Он подхватил животное за передние лапы, так что теперь оно стояло вытянувшись на задних лапах, и приложил ухо к самой морде:

— Ну, говори же. Хватит притворяться, лицемерное четвероногое создание, тварь безродная, разбойница бездетная. Ну давай же. Ведь всем известно, что вы умеете говорить.

Он крепко прижал к уху маленький круглый череп, его рука при этом, лаская, скользила по спине, все глубже зарываясь в пушистую шкурку, пока наконец не добралась до самого позвоночника.

Кошка не двигалась, она едва дышала, ее глаза от страха совсем округлились и стали стеклянными, а в расширившихся зрачках отражалось лицо мужчины. Так продолжалось довольно долго, и все же в какой-то момент она начала тихонько сопеть, а потом выдавила из себя жалобный писк, прямо Зоргеру в ухо, не столько от боли, сколько от последнего отчаяния, вместе с которым к ней пришло наконец облегчение, так что она даже совсем по-домашнему ощупала его лицо лапой.

— Нелепое создание, — сказал мучитель, — чертово ночное животное, материал для сравнения, угодливо подсовываемый всем и вся.

Кошка оцарапала его и, оттолкнувшись от его коленей, когда он ее отпустил, перелетела через комнату, стремительно забралась под коврик и застыла там большим матерчатым горбом.

Зоргер поначалу ничего не почувствовал, было только ощущение прохлады на лице, и лишь немного позже ранка начала кровоточить.
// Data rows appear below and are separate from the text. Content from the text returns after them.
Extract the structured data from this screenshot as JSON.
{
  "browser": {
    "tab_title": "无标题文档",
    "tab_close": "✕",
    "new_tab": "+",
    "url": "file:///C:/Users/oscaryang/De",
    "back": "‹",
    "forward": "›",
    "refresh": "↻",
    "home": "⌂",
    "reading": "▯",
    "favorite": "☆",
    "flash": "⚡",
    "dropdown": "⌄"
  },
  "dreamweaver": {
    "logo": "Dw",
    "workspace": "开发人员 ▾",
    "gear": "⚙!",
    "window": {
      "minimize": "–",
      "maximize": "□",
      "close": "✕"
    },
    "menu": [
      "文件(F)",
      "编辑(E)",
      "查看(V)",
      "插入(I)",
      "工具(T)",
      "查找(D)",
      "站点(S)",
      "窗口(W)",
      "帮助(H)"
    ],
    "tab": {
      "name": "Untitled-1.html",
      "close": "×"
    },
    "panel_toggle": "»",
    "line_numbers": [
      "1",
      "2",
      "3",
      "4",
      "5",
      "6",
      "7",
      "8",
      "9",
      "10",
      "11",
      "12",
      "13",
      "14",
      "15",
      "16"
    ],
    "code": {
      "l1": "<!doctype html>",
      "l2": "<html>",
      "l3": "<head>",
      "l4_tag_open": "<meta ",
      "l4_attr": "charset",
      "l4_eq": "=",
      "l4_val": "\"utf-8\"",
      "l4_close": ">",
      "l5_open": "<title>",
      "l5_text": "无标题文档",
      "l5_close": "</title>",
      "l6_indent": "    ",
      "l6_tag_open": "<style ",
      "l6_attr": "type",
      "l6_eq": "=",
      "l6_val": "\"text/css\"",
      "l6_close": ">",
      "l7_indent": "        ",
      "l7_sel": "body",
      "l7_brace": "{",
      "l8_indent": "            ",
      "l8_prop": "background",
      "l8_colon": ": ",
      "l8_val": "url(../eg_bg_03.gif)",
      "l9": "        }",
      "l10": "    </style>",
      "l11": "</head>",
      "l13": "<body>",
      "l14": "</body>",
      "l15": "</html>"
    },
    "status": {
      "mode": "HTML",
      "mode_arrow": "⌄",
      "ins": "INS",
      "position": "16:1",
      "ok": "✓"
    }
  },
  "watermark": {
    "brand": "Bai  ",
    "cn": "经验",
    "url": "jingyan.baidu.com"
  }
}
Мебель все еще слегка гудела, растревоженная прыжком беглянки. Коричневая стрелка компаса, лежащего перед ним на столе, продолжала подрагивать, а из соседней комнаты доносилось бормотание другого мужчины, который ворочался во сне, как будто не находил себе места. А может быть, это было уже пение? Хотя, собственно говоря, с чего тут петь? Как легко человек себя выдает. Как мало надо, чтобы заговорить. Насколько привлекательнее в этом смысле кошки с их пугливой осторожностью. Умолкни, человек. Да пребудет время умолчания.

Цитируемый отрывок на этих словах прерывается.